Huawei's MatePad Pro Max is the world's thinnest flagship tablet — but there's a catch
Huawei has unveiled the MatePad Pro Max, a 13.2-inch tablet that at 4.7mm thick beats the iPad Pro M5 (5.1mm) and the Honor MagicPad 4 (4.8mm) to claim the world's thinnest flagship tablet title. The global launch price is $1,360, putting it directly against Apple's nano-textured iPad Pro at $1,299. The engineering is impressive — the software picture is more complicated.
The hardware case
The MatePad Pro Max is built around a flexible OLED PaperMatte display with 3K resolution, a 144Hz refresh rate, and 94% screen-to-body ratio thanks to 3.55mm bezels. Huawei's nano-etching process gives the screen a matte, paper-like texture that cuts glare without a screen protector — the same concept Apple charges extra for on the iPad Pro. Peak brightness hits 1,600 nits.
Inside sits a Kirin 9-series chip paired with 12GB of RAM and either 256GB or 512GB of storage. The 10,400mAh battery is rated for up to 14.5 hours of video playback, and the tablet supports 40W wired reverse charging — meaning it can top up a phone or earbuds directly. Six speakers with spatial audio round out a spec sheet that reads as well as anything on the market right now.
The body uses aviation-grade aluminium and a Cloud Falcon internal architecture to stay rigid despite its extreme thinness. It weighs around 509g, per ComputerBase EU. A 50MP rear camera and a 12MP front camera hidden in the bezel are also onboard — unusual for a tablet at this size. Accessories include the M-Pencil Pro stylus and the new Glide Keyboard.

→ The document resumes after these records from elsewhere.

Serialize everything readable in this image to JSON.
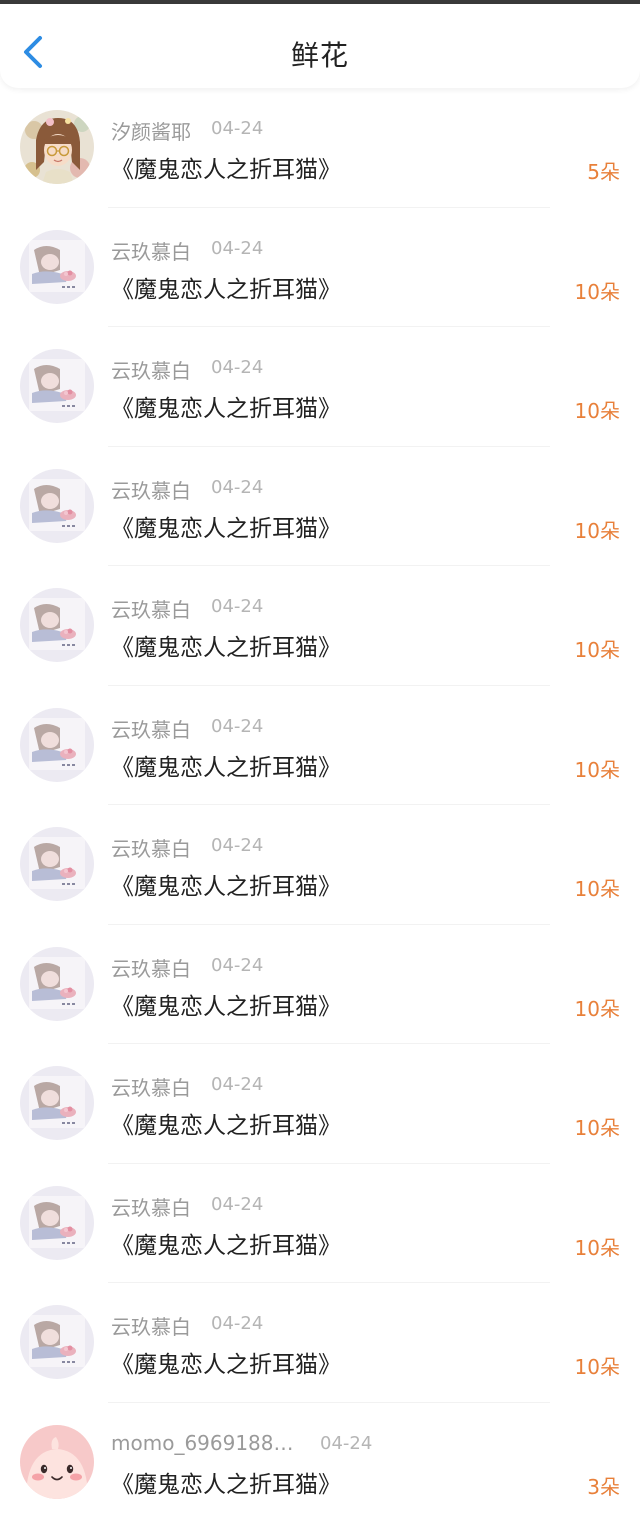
{
  "header": {
    "title": "鲜花",
    "back_icon": "chevron-left-icon",
    "accent": "#2d8ce3"
  },
  "colors": {
    "count": "#e8803a",
    "name": "#9a9a9a",
    "date": "#b5b5b5",
    "book": "#222222"
  },
  "items": [
    {
      "name": "汐颜酱耶",
      "date": "04-24",
      "book": "《魔鬼恋人之折耳猫》",
      "count": "5朵",
      "avatar": "anime-girl-glasses-avatar"
    },
    {
      "name": "云玖慕白",
      "date": "04-24",
      "book": "《魔鬼恋人之折耳猫》",
      "count": "10朵",
      "avatar": "lying-girl-avatar"
    },
    {
      "name": "云玖慕白",
      "date": "04-24",
      "book": "《魔鬼恋人之折耳猫》",
      "count": "10朵",
      "avatar": "lying-girl-avatar"
    },
    {
      "name": "云玖慕白",
      "date": "04-24",
      "book": "《魔鬼恋人之折耳猫》",
      "count": "10朵",
      "avatar": "lying-girl-avatar"
    },
    {
      "name": "云玖慕白",
      "date": "04-24",
      "book": "《魔鬼恋人之折耳猫》",
      "count": "10朵",
      "avatar": "lying-girl-avatar"
    },
    {
      "name": "云玖慕白",
      "date": "04-24",
      "book": "《魔鬼恋人之折耳猫》",
      "count": "10朵",
      "avatar": "lying-girl-avatar"
    },
    {
      "name": "云玖慕白",
      "date": "04-24",
      "book": "《魔鬼恋人之折耳猫》",
      "count": "10朵",
      "avatar": "lying-girl-avatar"
    },
    {
      "name": "云玖慕白",
      "date": "04-24",
      "book": "《魔鬼恋人之折耳猫》",
      "count": "10朵",
      "avatar": "lying-girl-avatar"
    },
    {
      "name": "云玖慕白",
      "date": "04-24",
      "book": "《魔鬼恋人之折耳猫》",
      "count": "10朵",
      "avatar": "lying-girl-avatar"
    },
    {
      "name": "云玖慕白",
      "date": "04-24",
      "book": "《魔鬼恋人之折耳猫》",
      "count": "10朵",
      "avatar": "lying-girl-avatar"
    },
    {
      "name": "云玖慕白",
      "date": "04-24",
      "book": "《魔鬼恋人之折耳猫》",
      "count": "10朵",
      "avatar": "lying-girl-avatar"
    },
    {
      "name": "momo_69691884...",
      "date": "04-24",
      "book": "《魔鬼恋人之折耳猫》",
      "count": "3朵",
      "avatar": "pink-blob-avatar"
    }
  ]
}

The M-Pencil Pro stylus and Glide Keyboard turn the MatePad Pro Max into a full creative workstation.
The software problem
Here's what the spec sheet doesn't fix: HarmonyOS still has no native Google Play Services. In the US and UK, that means no Gmail app, no Google Maps, no Chrome, and — more critically for creative professionals — no Procreate, no Adobe apps, and no access to the Play Store at all. Huawei's own AppGallery and the updated GoPaint app (now supporting 8K canvas work) are solid, but they don't replace a decade of app ecosystem depth.
In the US, Huawei tablets are not available through major carriers or mainstream retailers. Buyers are limited to Amazon and specialist importers — a niche setup for a $1,360 device. In the UK, availability runs through Amazon.co.uk and select authorized retailers, with no MediaMarkt or equivalent chain stocking them.
Available in Space Grey and Shimmer Blue, the MatePad Pro Max launches globally at $1,360.
For Huawei loyalists or users who work primarily in Huawei's ecosystem, the MatePad Pro Max is genuinely the most refined large tablet built. For everyone else, the iPad Pro's software moat — Procreate, Final Cut, the full Adobe suite — remains unbroken, even if Apple's hardware no longer holds the thinnest-tablet crown.